Outer iteration using newton is controlled by the list newton with the following elements: conv.tol (default 1e-6) is the relative convergence tolerance; maxNstep is the maximum length allowed for an element of the Newton search direction (default 5); maxSstep is the maximum length allowed for an element of the steepest descent direction (only used if Newton fails - default 2); maxHalf is the maximum number of step halvings to permit before giving up (default 30).

If outer iteration using nlm is used for fitting, then the control list nlm stores control arguments for calls to routine nlm.
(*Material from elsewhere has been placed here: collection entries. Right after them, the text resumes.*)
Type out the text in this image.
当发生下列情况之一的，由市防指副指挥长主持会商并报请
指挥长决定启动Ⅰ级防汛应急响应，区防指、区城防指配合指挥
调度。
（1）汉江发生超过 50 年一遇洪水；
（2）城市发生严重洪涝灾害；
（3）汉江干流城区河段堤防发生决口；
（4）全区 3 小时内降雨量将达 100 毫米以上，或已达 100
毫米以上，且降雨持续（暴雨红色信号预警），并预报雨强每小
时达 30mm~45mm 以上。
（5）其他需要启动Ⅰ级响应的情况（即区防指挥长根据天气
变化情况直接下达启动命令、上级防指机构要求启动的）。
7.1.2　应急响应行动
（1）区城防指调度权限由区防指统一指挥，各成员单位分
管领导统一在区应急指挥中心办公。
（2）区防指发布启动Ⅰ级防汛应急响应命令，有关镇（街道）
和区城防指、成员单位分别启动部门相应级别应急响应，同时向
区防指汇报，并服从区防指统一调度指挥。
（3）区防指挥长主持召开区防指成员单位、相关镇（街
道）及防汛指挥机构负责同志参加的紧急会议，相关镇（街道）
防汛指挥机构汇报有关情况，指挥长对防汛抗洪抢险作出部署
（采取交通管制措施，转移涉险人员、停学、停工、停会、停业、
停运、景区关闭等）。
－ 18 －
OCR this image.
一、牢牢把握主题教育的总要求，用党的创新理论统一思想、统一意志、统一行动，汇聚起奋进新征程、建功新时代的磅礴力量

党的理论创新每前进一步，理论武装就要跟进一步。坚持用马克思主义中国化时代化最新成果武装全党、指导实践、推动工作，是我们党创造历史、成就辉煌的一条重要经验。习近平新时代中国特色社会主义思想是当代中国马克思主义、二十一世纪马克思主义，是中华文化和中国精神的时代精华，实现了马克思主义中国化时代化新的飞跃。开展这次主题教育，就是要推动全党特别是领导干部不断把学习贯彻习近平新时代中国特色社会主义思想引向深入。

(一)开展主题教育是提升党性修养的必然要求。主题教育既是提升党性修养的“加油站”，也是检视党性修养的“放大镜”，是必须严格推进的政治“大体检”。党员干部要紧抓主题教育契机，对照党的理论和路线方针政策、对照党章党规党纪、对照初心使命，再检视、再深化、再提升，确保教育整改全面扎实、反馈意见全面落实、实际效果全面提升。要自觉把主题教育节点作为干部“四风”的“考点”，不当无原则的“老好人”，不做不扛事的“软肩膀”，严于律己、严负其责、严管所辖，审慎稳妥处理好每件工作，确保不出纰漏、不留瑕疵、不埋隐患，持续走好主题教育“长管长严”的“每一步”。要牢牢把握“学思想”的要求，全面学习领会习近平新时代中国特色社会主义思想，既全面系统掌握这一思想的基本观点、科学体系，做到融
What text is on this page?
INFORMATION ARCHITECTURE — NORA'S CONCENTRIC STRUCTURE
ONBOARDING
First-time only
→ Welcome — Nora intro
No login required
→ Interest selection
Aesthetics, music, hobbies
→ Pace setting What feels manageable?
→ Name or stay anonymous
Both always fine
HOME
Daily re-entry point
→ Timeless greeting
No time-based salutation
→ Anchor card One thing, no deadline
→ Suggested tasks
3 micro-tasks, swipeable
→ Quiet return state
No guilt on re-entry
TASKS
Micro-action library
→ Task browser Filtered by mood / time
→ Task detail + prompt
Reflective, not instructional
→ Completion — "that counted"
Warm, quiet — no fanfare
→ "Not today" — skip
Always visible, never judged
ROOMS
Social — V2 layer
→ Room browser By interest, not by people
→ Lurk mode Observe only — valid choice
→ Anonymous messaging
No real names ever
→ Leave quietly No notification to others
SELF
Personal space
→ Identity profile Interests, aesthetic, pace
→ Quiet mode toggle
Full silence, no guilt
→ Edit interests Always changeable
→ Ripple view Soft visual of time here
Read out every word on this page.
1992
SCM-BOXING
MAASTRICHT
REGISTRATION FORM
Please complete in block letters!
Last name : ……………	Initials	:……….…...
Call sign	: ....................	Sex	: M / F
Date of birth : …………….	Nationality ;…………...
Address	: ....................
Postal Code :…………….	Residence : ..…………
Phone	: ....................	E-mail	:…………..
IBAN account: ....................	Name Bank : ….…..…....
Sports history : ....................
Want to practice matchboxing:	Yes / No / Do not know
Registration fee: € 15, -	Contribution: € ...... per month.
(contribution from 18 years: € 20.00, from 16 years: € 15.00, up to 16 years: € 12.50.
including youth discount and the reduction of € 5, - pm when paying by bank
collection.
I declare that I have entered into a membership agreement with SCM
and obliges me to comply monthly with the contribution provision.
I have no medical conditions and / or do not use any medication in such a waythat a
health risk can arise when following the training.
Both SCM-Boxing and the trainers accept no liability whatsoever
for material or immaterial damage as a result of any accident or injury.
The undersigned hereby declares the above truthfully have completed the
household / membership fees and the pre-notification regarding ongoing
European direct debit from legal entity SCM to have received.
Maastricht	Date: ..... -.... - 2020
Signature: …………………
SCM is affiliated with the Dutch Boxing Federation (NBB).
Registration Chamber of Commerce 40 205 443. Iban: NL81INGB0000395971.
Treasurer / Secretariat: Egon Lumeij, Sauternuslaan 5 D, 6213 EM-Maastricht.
The list has the following named elements: (i) ndigit is the number of significant digits in the GCV/UBRE score - by default this is worked out from epsilon; (ii) gradtol is the tolerance used to judge convergence of the gradient of the GCV/UBRE score to zero - by default set to 10*epsilon; (iii) stepmax is the maximum allowable log smoothing parameter step - defaults to 2; (iv) steptol is the minimum allowable step length - defaults to 1e-4; (v) iterlim is the maximum number of optimization steps allowed - defaults to 200; (vi) check.analyticals indicates whether the built in exact derivative calculations should be checked numerically - defaults to FALSE. Any of these which are not supplied and named in the list are set to their default values.

Outer iteration using optim is controlled using list optim, which currently has one element: factr which takes default value 1e7.

References

Wood, S.N. (2011) Fast stable restricted maximum likelihood and marginal likelihood estimation of semiparametric generalized linear models. Journal of the Royal Statistical Society (B) 73(1):3-36

Wood, S.N. (2004) Stable and efficient multiple smoothing parameter estimation for generalized additive models. J. Amer. Statist. Ass.99:673-686.